Nicotine, a key element in vapes, is a highly addictive drug where repeated use causes changes in our brain’s reward pathways and alters parts of the brain involved in learning, stress, and self-control. 

This can make it very difficult to stop and, as a result, we are seeing a new generation of nicotine users. Some of these young vapers will progress to smoking tobacco.  

Even if they do not take up smoking, there is a range of adverse health effects from vaping alone. 

Possibly most concerning for young people is the negative effect nicotine has on brain development.  

Given the health risks, everyone needs to address the vaping challenge. 

The problem is how.  

Similar societies to Australia, including New Zealand, Britain, Canada and the US, have not found a solution. 

The issue is complicated because there is research showing nicotine vaping can help some smokers to quit.  

As far back as 2019 the RACGP guidelines group recommended nicotine vaping products be considered as an option to assist smokers who had not been able to quit with approved medicines such as nicotine replacement therapy.   

The RACGP recommendation is that the use of vapes only occurs after the risks are discussed and the patient understands that: 

  • the long-term health effects of vaping are not known 

  • there is no product available tested and approved to the standard of a medicine  

  • that the goal is short-term use and to support the person to become nicotine free.  
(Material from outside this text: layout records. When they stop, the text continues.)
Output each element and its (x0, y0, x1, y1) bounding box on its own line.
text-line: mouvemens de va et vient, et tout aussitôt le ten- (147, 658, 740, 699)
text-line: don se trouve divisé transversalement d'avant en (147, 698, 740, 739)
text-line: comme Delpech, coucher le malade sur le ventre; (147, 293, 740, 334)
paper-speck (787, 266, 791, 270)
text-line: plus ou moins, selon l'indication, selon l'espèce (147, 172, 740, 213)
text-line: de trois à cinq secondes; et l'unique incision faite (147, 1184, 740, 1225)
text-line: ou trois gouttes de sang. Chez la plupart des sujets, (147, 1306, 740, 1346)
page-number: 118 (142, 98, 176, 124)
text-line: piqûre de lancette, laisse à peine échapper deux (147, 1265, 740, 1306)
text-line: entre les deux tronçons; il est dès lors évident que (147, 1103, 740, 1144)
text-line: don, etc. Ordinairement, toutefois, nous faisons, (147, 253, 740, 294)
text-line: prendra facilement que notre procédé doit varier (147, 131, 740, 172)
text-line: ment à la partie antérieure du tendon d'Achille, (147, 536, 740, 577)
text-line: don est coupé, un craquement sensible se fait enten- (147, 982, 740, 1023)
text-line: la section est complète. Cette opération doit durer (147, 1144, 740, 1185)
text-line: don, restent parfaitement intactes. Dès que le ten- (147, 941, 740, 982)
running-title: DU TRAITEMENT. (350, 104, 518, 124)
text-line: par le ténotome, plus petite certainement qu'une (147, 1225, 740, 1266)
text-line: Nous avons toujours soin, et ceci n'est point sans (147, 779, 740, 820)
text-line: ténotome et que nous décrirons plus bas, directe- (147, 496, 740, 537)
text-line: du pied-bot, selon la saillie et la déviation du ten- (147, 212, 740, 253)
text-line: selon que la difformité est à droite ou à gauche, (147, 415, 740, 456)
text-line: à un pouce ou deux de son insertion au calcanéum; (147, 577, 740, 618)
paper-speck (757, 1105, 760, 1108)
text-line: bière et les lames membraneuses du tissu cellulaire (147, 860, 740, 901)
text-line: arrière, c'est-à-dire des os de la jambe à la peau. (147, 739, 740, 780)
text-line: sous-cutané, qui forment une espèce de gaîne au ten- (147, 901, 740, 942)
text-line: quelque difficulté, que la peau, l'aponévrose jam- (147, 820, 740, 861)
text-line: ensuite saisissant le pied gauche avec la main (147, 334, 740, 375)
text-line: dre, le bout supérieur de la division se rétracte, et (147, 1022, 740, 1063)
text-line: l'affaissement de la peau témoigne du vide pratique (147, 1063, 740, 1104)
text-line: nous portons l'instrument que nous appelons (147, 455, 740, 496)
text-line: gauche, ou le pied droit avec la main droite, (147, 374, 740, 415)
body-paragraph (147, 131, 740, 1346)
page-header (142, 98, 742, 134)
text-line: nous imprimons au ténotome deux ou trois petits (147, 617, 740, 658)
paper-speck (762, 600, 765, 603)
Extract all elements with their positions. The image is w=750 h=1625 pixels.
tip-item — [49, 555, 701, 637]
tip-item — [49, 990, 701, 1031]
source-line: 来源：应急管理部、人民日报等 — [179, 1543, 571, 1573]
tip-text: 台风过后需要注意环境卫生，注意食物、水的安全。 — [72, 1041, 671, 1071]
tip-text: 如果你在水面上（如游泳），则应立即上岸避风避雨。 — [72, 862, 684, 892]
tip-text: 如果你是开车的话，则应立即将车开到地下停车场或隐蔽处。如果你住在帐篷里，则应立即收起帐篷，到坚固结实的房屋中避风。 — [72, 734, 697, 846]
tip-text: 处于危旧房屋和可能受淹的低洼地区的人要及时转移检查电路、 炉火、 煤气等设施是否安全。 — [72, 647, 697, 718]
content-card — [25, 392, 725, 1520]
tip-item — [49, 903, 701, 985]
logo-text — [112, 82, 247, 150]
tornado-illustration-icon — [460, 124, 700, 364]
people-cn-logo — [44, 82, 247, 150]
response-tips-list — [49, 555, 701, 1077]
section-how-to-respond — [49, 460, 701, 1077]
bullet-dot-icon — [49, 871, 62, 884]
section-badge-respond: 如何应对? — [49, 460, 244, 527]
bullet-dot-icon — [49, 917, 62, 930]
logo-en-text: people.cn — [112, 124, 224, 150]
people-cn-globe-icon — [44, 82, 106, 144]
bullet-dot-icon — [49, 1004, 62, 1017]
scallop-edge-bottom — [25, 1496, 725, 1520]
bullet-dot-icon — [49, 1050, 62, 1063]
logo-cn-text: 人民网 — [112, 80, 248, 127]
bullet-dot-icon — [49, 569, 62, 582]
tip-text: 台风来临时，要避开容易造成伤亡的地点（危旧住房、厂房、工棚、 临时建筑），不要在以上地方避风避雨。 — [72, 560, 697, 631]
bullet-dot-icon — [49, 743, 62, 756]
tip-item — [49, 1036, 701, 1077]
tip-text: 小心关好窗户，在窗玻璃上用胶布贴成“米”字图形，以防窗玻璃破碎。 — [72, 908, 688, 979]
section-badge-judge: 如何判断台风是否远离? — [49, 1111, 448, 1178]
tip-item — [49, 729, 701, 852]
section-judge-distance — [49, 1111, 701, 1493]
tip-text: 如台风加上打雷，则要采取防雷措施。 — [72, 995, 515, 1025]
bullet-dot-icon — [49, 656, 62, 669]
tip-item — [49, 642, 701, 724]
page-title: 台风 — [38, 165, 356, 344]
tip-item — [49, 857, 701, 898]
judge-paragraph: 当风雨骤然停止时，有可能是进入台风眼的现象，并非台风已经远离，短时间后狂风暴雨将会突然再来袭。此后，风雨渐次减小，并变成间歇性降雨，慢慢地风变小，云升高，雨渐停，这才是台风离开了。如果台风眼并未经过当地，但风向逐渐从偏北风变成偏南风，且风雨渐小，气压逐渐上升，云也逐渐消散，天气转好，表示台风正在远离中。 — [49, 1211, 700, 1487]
The aim of regulation is to prevent general community access and uptake, described as “recreational vaping” by Minister Butler, but enable access for people who have not succeeded to quit smoking.  

This was to be via a prescription-access only model where people wanting nicotine vapes would need to have a script from a doctor or nurse.  

This proposed approach was a world first and was backed by more than 50 public health organisations. Other countries have been watching with interest.  

However, in a last-minute deal with the Greens to ensure the legislation passes the Senate, the Federal Government abandoned the prescription-only approach and is going to allow nicotine vapes to be sold in pharmacies to people aged 18 years and over. 

Those aged under 18 will continue to need a prescription. 

The approach has drawn strong criticism from the Pharmacy Guild of Australia and the Pharmaceutical Society of Australia.  

The pharmacy access plan is proposed from October 1, but there are many questions on how it will work, including how assessment of the health need for the product can be made in the pharmacy, how smoking and nicotine cessation support can be provided, and how use of vapes will be monitored.  

The change increases the risk the nicotine vaping market will become dominated by tobacco companies who also manufacture vaping products. 

So, while our government deserves credit for trying it remains to be seen if the new regulatory approach will work. 

Despite all the work governments, the Therapeutic Goods Administration and health groups such as the RACGP have put in over the past four years, we will never know if prescription-only model would have been the most effective approach.  

Professor Nick Zwar is the Executive Dean, Health and Sciences Medicine at Bond University, and chair of the RACGP smoking cessation guidelines expert advisory group.